It's wrong to tie future of New START Treaty to situation around INF Treaty - Russian Foreign Ministry
MOSCOW. Oct 21 (Interfax) - The Russian Foreign Ministry sees Washington's attempts to tie the issue of preserving the New START Treaty to the situation surrounding the 1987 Intermediate-Range Nuclear Forces (INF) Treaty as a mistaken approach.
"The Americans themselves both at the level of the executive branch of government and the level of the Congress have tied the prospect of preserving the New START Treaty to the situation around the INF Treaty," Russian Deputy Foreign Minister Sergei Ryabkov said.
"They have made this connection. These are their erroneous ideas of what is acceptable and what is unacceptable in the field of international security and at the negotiating table," Ryabkov said.
"The root of the English word agreement is to agree," he said.
"It is necessary to agree with someone. If everything is done in a unilateral way and without trying to find mutually acceptable formulas, it is no longer an agreement. It is unilateral diktat," Ryabkov said.

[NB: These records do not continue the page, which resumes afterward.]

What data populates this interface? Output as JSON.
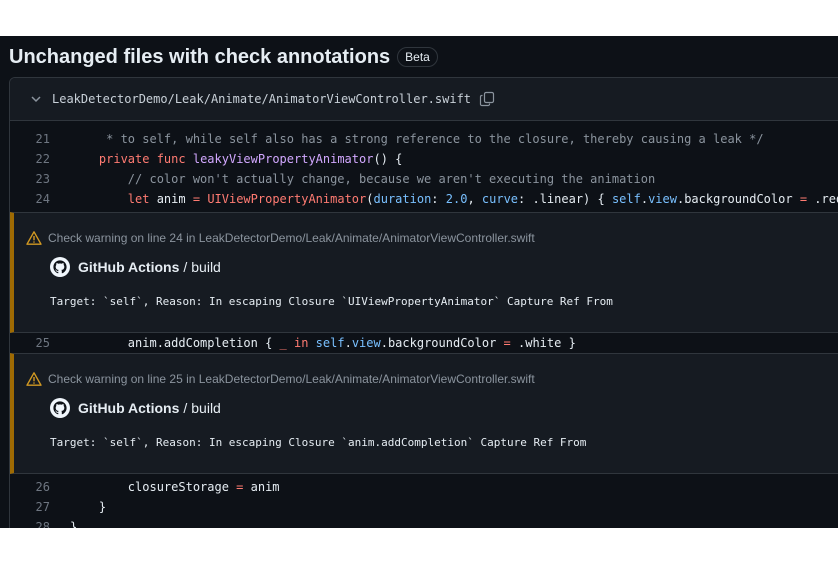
{
  "heading": {
    "title": "Unchanged files with check annotations",
    "badge": "Beta"
  },
  "file": {
    "path": "LeakDetectorDemo/Leak/Animate/AnimatorViewController.swift"
  },
  "lines": {
    "l21": {
      "num": "21",
      "t1": "     * to self, while self also has a strong reference to the closure, thereby causing a leak */"
    },
    "l22": {
      "num": "22",
      "t1": "    ",
      "t2": "private func",
      "t3": " ",
      "t4": "leakyViewPropertyAnimator",
      "t5": "() {"
    },
    "l23": {
      "num": "23",
      "t1": "        ",
      "t2": "// color won't actually change, because we aren't executing the animation"
    },
    "l24": {
      "num": "24",
      "t1": "        ",
      "t2": "let",
      "t3": " anim ",
      "t4": "=",
      "t5": " ",
      "t6": "UIViewPropertyAnimator",
      "t7": "(",
      "t8": "duration",
      "t9": ": ",
      "t10": "2.0",
      "t11": ", ",
      "t12": "curve",
      "t13": ": .linear) { ",
      "t14": "self",
      "t15": ".",
      "t16": "view",
      "t17": ".backgroundColor ",
      "t18": "=",
      "t19": " .red }"
    },
    "l25": {
      "num": "25",
      "t1": "        anim.addCompletion { ",
      "t2": "_",
      "t3": " ",
      "t4": "in",
      "t5": " ",
      "t6": "self",
      "t7": ".",
      "t8": "view",
      "t9": ".backgroundColor ",
      "t10": "=",
      "t11": " .white }"
    },
    "l26": {
      "num": "26",
      "t1": "        closureStorage ",
      "t2": "=",
      "t3": " anim"
    },
    "l27": {
      "num": "27",
      "t1": "    }"
    },
    "l28": {
      "num": "28",
      "t1": "}"
    }
  },
  "annotations": [
    {
      "warning": "Check warning on line 24 in LeakDetectorDemo/Leak/Animate/AnimatorViewController.swift",
      "source": "GitHub Actions",
      "sep": "/",
      "job": "build",
      "message": "Target: `self`, Reason: In escaping Closure `UIViewPropertyAnimator` Capture Ref From"
    },
    {
      "warning": "Check warning on line 25 in LeakDetectorDemo/Leak/Animate/AnimatorViewController.swift",
      "source": "GitHub Actions",
      "sep": "/",
      "job": "build",
      "message": "Target: `self`, Reason: In escaping Closure `anim.addCompletion` Capture Ref From"
    }
  ],
  "icons": {
    "collapse": "chevron-down-icon",
    "copy": "copy-icon",
    "warning": "alert-triangle-icon",
    "actions": "github-mark-icon"
  },
  "colors": {
    "warning": "#9e6a03",
    "keyword": "#ff7b72",
    "function": "#d2a8ff",
    "comment": "#8b949e",
    "constant": "#79c0ff"
  }
}
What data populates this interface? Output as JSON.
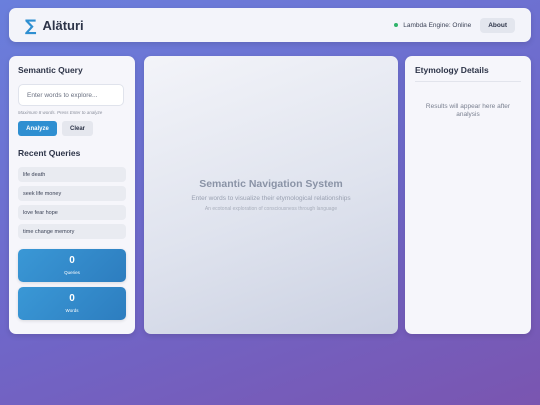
{
  "header": {
    "logo_icon": "sigma-icon",
    "logo_symbol": "∑",
    "title": "Aläturi",
    "status_text": "Lambda Engine: Online",
    "status_color": "#2fb36a",
    "about_label": "About"
  },
  "query": {
    "heading": "Semantic Query",
    "input_placeholder": "Enter words to explore...",
    "input_value": "",
    "hint": "Maximum 8 words. Press Enter to analyze",
    "analyze_label": "Analyze",
    "clear_label": "Clear"
  },
  "recent": {
    "heading": "Recent Queries",
    "items": [
      "life death",
      "seek life money",
      "love fear hope",
      "time change memory"
    ]
  },
  "stats": [
    {
      "value": "0",
      "label": "Queries"
    },
    {
      "value": "0",
      "label": "Words"
    }
  ],
  "center": {
    "title": "Semantic Navigation System",
    "subtitle": "Enter words to visualize their etymological relationships",
    "note": "An ecotonal exploration of consciousness through language"
  },
  "details": {
    "heading": "Etymology Details",
    "placeholder": "Results will appear here after analysis"
  },
  "colors": {
    "accent": "#2f8fd1",
    "status_online": "#2fb36a"
  }
}
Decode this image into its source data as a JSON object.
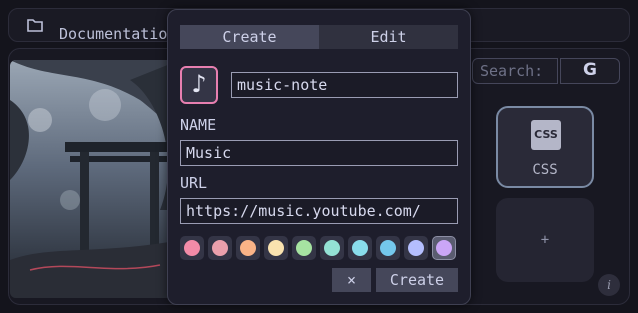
{
  "breadcrumb": {
    "text": "Documentation",
    "icon": "folder-icon"
  },
  "search": {
    "placeholder": "Search:",
    "engine_label": "G"
  },
  "tiles": [
    {
      "label": "CSS",
      "logo_text": "CSS",
      "icon": "css-icon"
    },
    {
      "label": "+"
    }
  ],
  "info_label": "i",
  "modal": {
    "tabs": [
      {
        "label": "Create",
        "active": true
      },
      {
        "label": "Edit",
        "active": false
      }
    ],
    "icon_glyph": "♪",
    "icon_name_value": "music-note",
    "name_label": "NAME",
    "name_value": "Music",
    "url_label": "URL",
    "url_value": "https://music.youtube.com/",
    "swatches": [
      "#f38ba8",
      "#eba0ac",
      "#fab387",
      "#f9e2af",
      "#a6e3a1",
      "#94e2d5",
      "#89dceb",
      "#74c7ec",
      "#b4befe",
      "#cba6f7"
    ],
    "selected_swatch": 9,
    "close_label": "×",
    "create_label": "Create"
  },
  "colors": {
    "accent_pink": "#e77fb0",
    "tab_active": "#45475a",
    "background": "#14141c"
  }
}
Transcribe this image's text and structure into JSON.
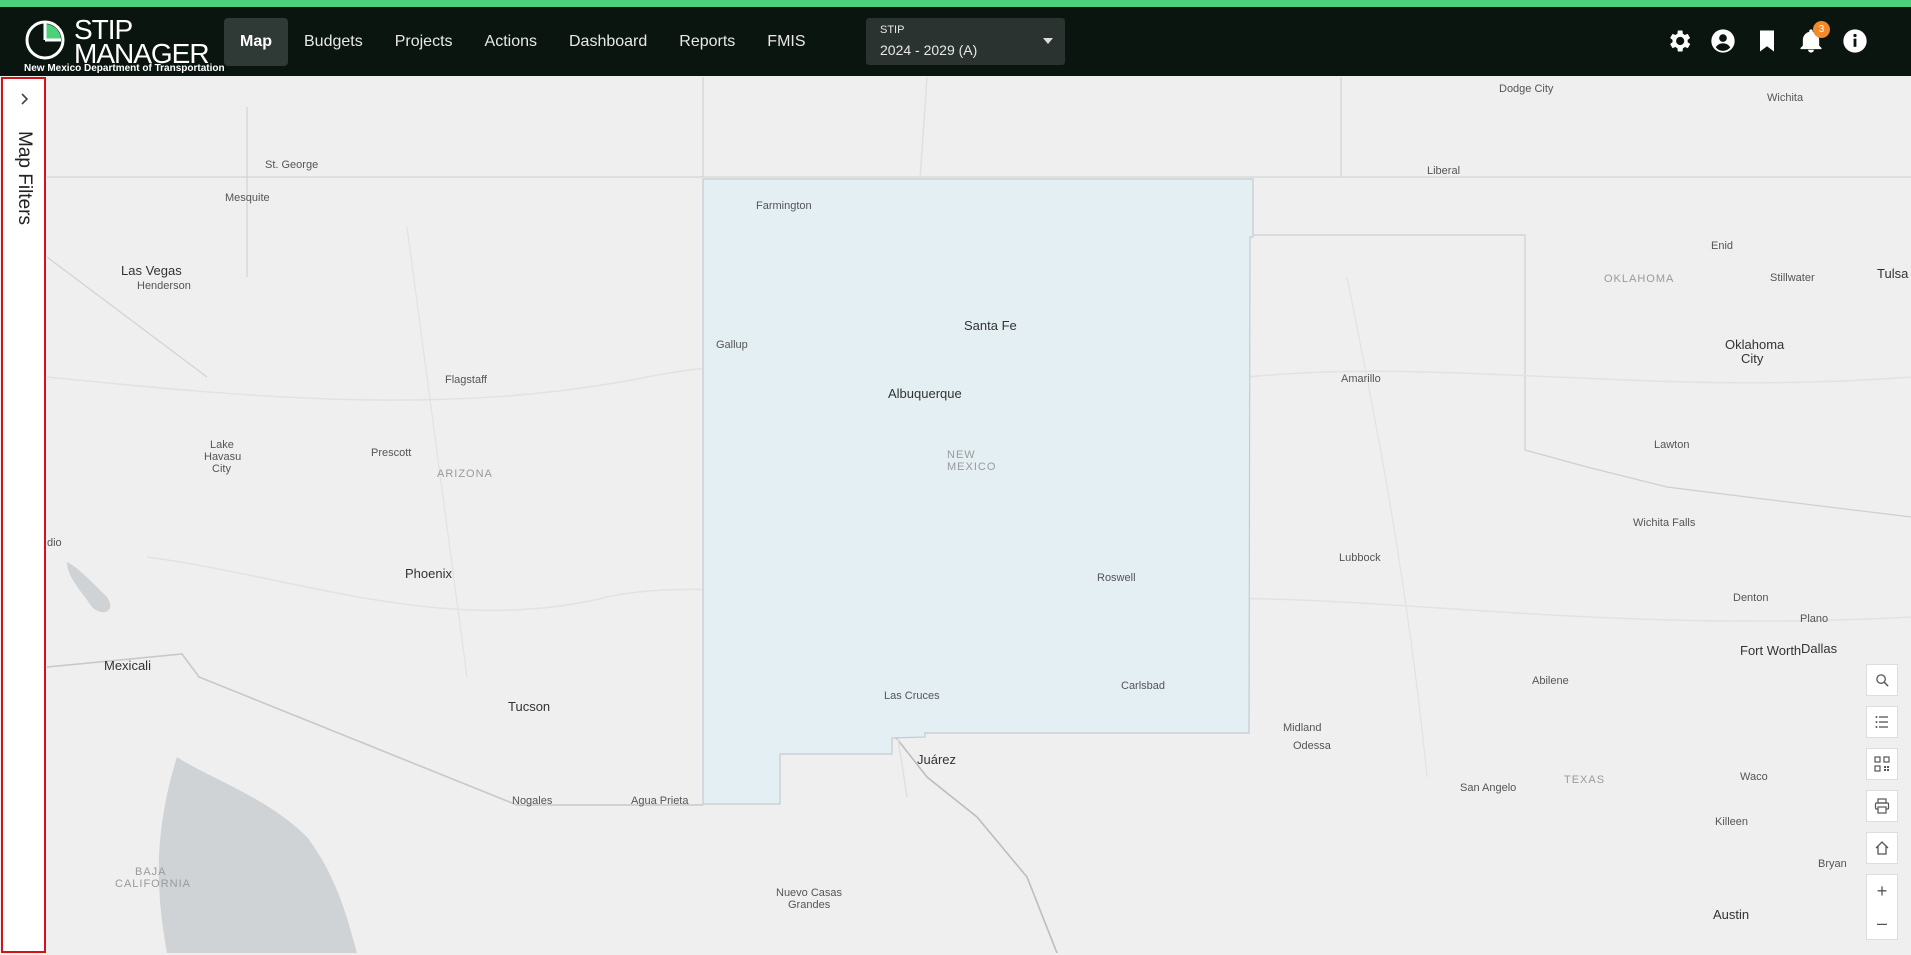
{
  "brand": {
    "title_line1": "STIP",
    "title_line2": "MANAGER",
    "subtitle": "New Mexico Department of Transportation"
  },
  "nav": {
    "items": [
      {
        "label": "Map",
        "active": true
      },
      {
        "label": "Budgets"
      },
      {
        "label": "Projects"
      },
      {
        "label": "Actions"
      },
      {
        "label": "Dashboard"
      },
      {
        "label": "Reports"
      },
      {
        "label": "FMIS"
      }
    ]
  },
  "stip_select": {
    "label": "STIP",
    "value": "2024 - 2029 (A)"
  },
  "header_icons": {
    "settings": "gear-icon",
    "account": "user-icon",
    "bookmark": "bookmark-icon",
    "notifications": "bell-icon",
    "notification_count": "3",
    "info": "info-icon"
  },
  "sidebar": {
    "label": "Map Filters"
  },
  "map": {
    "labels": [
      {
        "name": "Dodge City"
      },
      {
        "name": "Wichita"
      },
      {
        "name": "St. George"
      },
      {
        "name": "Liberal"
      },
      {
        "name": "Mesquite"
      },
      {
        "name": "Farmington"
      },
      {
        "name": "Las Vegas"
      },
      {
        "name": "Henderson"
      },
      {
        "name": "Enid"
      },
      {
        "name": "Stillwater"
      },
      {
        "name": "Tulsa"
      },
      {
        "name": "OKLAHOMA"
      },
      {
        "name": "Santa Fe"
      },
      {
        "name": "Gallup"
      },
      {
        "name": "Oklahoma"
      },
      {
        "name": "City"
      },
      {
        "name": "Flagstaff"
      },
      {
        "name": "Amarillo"
      },
      {
        "name": "Albuquerque"
      },
      {
        "name": "Lake"
      },
      {
        "name": "Havasu"
      },
      {
        "name": "City"
      },
      {
        "name": "Lawton"
      },
      {
        "name": "Prescott"
      },
      {
        "name": "NEW"
      },
      {
        "name": "MEXICO"
      },
      {
        "name": "ARIZONA"
      },
      {
        "name": "Wichita Falls"
      },
      {
        "name": "dio"
      },
      {
        "name": "Lubbock"
      },
      {
        "name": "Phoenix"
      },
      {
        "name": "Roswell"
      },
      {
        "name": "Denton"
      },
      {
        "name": "Plano"
      },
      {
        "name": "Fort Worth"
      },
      {
        "name": "Dallas"
      },
      {
        "name": "Mexicali"
      },
      {
        "name": "Abilene"
      },
      {
        "name": "Carlsbad"
      },
      {
        "name": "Las Cruces"
      },
      {
        "name": "Tucson"
      },
      {
        "name": "Midland"
      },
      {
        "name": "Odessa"
      },
      {
        "name": "Juárez"
      },
      {
        "name": "TEXAS"
      },
      {
        "name": "Waco"
      },
      {
        "name": "San Angelo"
      },
      {
        "name": "Nogales"
      },
      {
        "name": "Agua Prieta"
      },
      {
        "name": "Killeen"
      },
      {
        "name": "BAJA"
      },
      {
        "name": "CALIFORNIA"
      },
      {
        "name": "Bryan"
      },
      {
        "name": "Nuevo Casas"
      },
      {
        "name": "Grandes"
      },
      {
        "name": "Austin"
      }
    ]
  },
  "map_controls": {
    "search": "search-icon",
    "legend": "list-icon",
    "qr": "qr-code-icon",
    "print": "print-icon",
    "home": "home-icon",
    "zoom_in": "+",
    "zoom_out": "–"
  }
}
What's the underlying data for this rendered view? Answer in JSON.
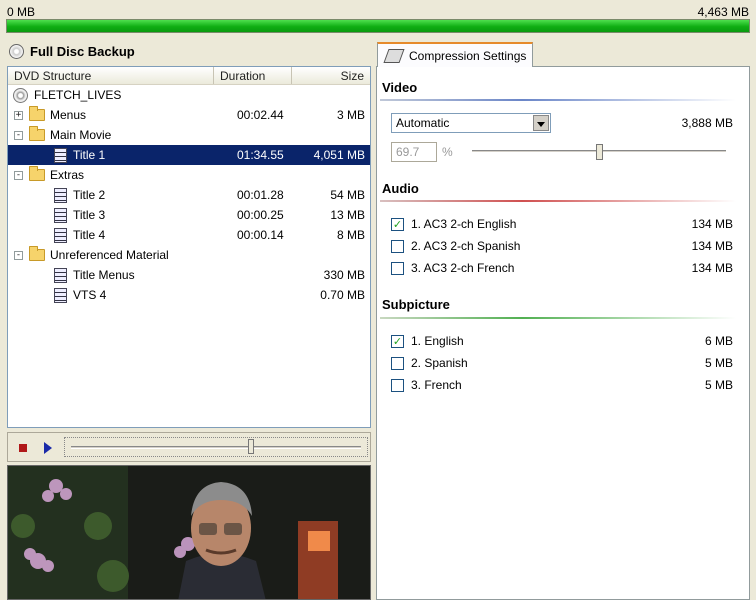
{
  "capacity": {
    "left_label": "0 MB",
    "right_label": "4,463 MB",
    "fill_fraction": 1.0,
    "fill_color": "#18b418"
  },
  "left": {
    "title": "Full Disc Backup",
    "columns": {
      "name": "DVD Structure",
      "duration": "Duration",
      "size": "Size"
    },
    "rows": [
      {
        "name": "FLETCH_LIVES",
        "duration": "",
        "size": "",
        "icon": "disc-icon",
        "expander": "",
        "indent": 0,
        "selected": false
      },
      {
        "name": "Menus",
        "duration": "00:02.44",
        "size": "3 MB",
        "icon": "folder-icon",
        "expander": "+",
        "indent": 0,
        "selected": false
      },
      {
        "name": "Main Movie",
        "duration": "",
        "size": "",
        "icon": "folder-icon",
        "expander": "−",
        "indent": 0,
        "selected": false
      },
      {
        "name": "Title 1",
        "duration": "01:34.55",
        "size": "4,051 MB",
        "icon": "film-icon",
        "expander": "",
        "indent": 1,
        "selected": true
      },
      {
        "name": "Extras",
        "duration": "",
        "size": "",
        "icon": "folder-icon",
        "expander": "−",
        "indent": 0,
        "selected": false
      },
      {
        "name": "Title 2",
        "duration": "00:01.28",
        "size": "54 MB",
        "icon": "film-icon",
        "expander": "",
        "indent": 1,
        "selected": false
      },
      {
        "name": "Title 3",
        "duration": "00:00.25",
        "size": "13 MB",
        "icon": "film-icon",
        "expander": "",
        "indent": 1,
        "selected": false
      },
      {
        "name": "Title 4",
        "duration": "00:00.14",
        "size": "8 MB",
        "icon": "film-icon",
        "expander": "",
        "indent": 1,
        "selected": false
      },
      {
        "name": "Unreferenced Material",
        "duration": "",
        "size": "",
        "icon": "folder-icon",
        "expander": "−",
        "indent": 0,
        "selected": false
      },
      {
        "name": "Title Menus",
        "duration": "",
        "size": "330 MB",
        "icon": "film-icon",
        "expander": "",
        "indent": 1,
        "selected": false
      },
      {
        "name": "VTS 4",
        "duration": "",
        "size": "0.70 MB",
        "icon": "film-icon",
        "expander": "",
        "indent": 1,
        "selected": false
      }
    ]
  },
  "player": {
    "seek_fraction": 0.62
  },
  "compression": {
    "tab_label": "Compression Settings",
    "video": {
      "heading": "Video",
      "mode": "Automatic",
      "size": "3,888 MB",
      "percent_value": "69.7",
      "percent_sign": "%",
      "slider_fraction": 0.5
    },
    "audio": {
      "heading": "Audio",
      "tracks": [
        {
          "label": "1. AC3 2-ch English",
          "size": "134 MB",
          "checked": true
        },
        {
          "label": "2. AC3 2-ch Spanish",
          "size": "134 MB",
          "checked": false
        },
        {
          "label": "3. AC3 2-ch French",
          "size": "134 MB",
          "checked": false
        }
      ]
    },
    "subpicture": {
      "heading": "Subpicture",
      "tracks": [
        {
          "label": "1. English",
          "size": "6 MB",
          "checked": true
        },
        {
          "label": "2. Spanish",
          "size": "5 MB",
          "checked": false
        },
        {
          "label": "3. French",
          "size": "5 MB",
          "checked": false
        }
      ]
    }
  }
}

"This is what the U.S. is increasingly indulging in. They are getting absorbed in the one-dimensionality of their own policy," he said.
The U.S. "has been withdrawing literally at an accelerating pace from agreements that do not suit it for different reasons, ranging from UNESCO to the climate agreement and the Universal Postal Union," he said.
"I am not even mentioning the Joint Comprehensive Plan of Action [JCPOA] with Iran. And now the INF Treaty may join this list too," he said.
"This line is disturbing and dangerous to a large extent. We hope that not only we in Moscow, but also a lot of other capitals in the world are starting to see policy as something that poses a major threat," Ryabkov said.